Fassbender doesn't create a protagonist we have any feeling for one way or the other.    Brad Pitt shows up as a shadowy figure who warns Fassbender about entering into a deal with the cartel.     It is not especially clear what his function is.    Cruz is barely onscreen enough to care about her if and when she goes missing.     Javier Bardem recites painful dialogue while sporting a hairdo that looks like he stuck his wet finger in an electrical outlet.     And he thought his hairdo in No Country For Old Men was bad.    Cameron Diaz seems to be trying her best to have fun with such absurd material, but she too is saddled with dialogue like, "Truth has no temperature," which brings unintentional laughs.    

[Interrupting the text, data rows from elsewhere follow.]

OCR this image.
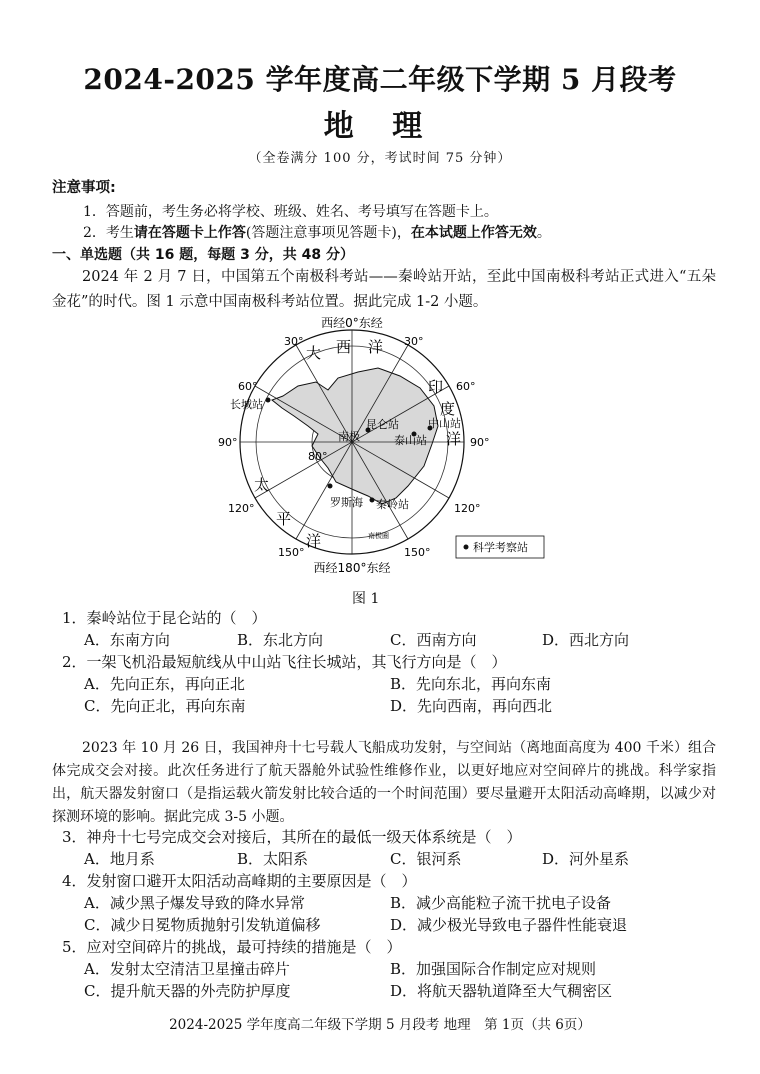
2024-2025 学年度高二年级下学期 5 月段考
地 理
（全卷满分 100 分，考试时间 75 分钟）
注意事项:
1．答题前，考生务必将学校、班级、姓名、考号填写在答题卡上。
2．考生请在答题卡上作答(答题注意事项见答题卡)，在本试题上作答无效。
一、单选题（共 16 题，每题 3 分，共 48 分）
2024 年 2 月 7 日，中国第五个南极科考站——秦岭站开站，至此中国南极科考站正式进入“五朵金花”的时代。图 1 示意中国南极科考站位置。据此完成 1-2 小题。
西经0°东经
西经180°东经
30°	30°
60°	60°
90°	90°
120°	120°
150°	150°
80°
大 西 洋
印
度
洋
太
平
洋
长城站
昆仑站	中山站
泰山站
南极
秦岭站
罗斯海
南极圈
科学考察站
图 1
1．秦岭站位于昆仑站的（　）
A．东南方向	B．东北方向	C．西南方向	D．西北方向
2．一架飞机沿最短航线从中山站飞往长城站，其飞行方向是（　）
A．先向正东，再向正北	B．先向东北，再向东南
C．先向正北，再向东南	D．先向西南，再向西北
2023 年 10 月 26 日，我国神舟十七号载人飞船成功发射，与空间站（离地面高度为 400 千米）组合体完成交会对接。此次任务进行了航天器舱外试验性维修作业，以更好地应对空间碎片的挑战。科学家指出，航天器发射窗口（是指运载火箭发射比较合适的一个时间范围）要尽量避开太阳活动高峰期，以减少对探测环境的影响。据此完成 3-5 小题。
3．神舟十七号完成交会对接后，其所在的最低一级天体系统是（　）
A．地月系	B．太阳系	C．银河系	D．河外星系
4．发射窗口避开太阳活动高峰期的主要原因是（　）
A．减少黑子爆发导致的降水异常	B．减少高能粒子流干扰电子设备
C．减少日冕物质抛射引发轨道偏移	D．减少极光导致电子器件性能衰退
5．应对空间碎片的挑战，最可持续的措施是（　）
A．发射太空清洁卫星撞击碎片	B．加强国际合作制定应对规则
C．提升航天器的外壳防护厚度	D．将航天器轨道降至大气稠密区
2024-2025 学年度高二年级下学期 5 月段考 地理　第 1页（共 6页）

Who knows?  Maybe "Truth has no temperature" was kicked around as a tagline for the movie poster.    I sincerely hope not.     But The Counselor doesn't want to be a simple thriller.    It wants to be Deep and Meaningful, thus having drug kingpins telling stories about grief, loss, and misery to others.     It's goals are loftier, but that doesn't make the film any better.     I sometimes say that mindless action thrillers shouldn't be so mindless.     I suppose with The Counselor I get exactly what I deserve.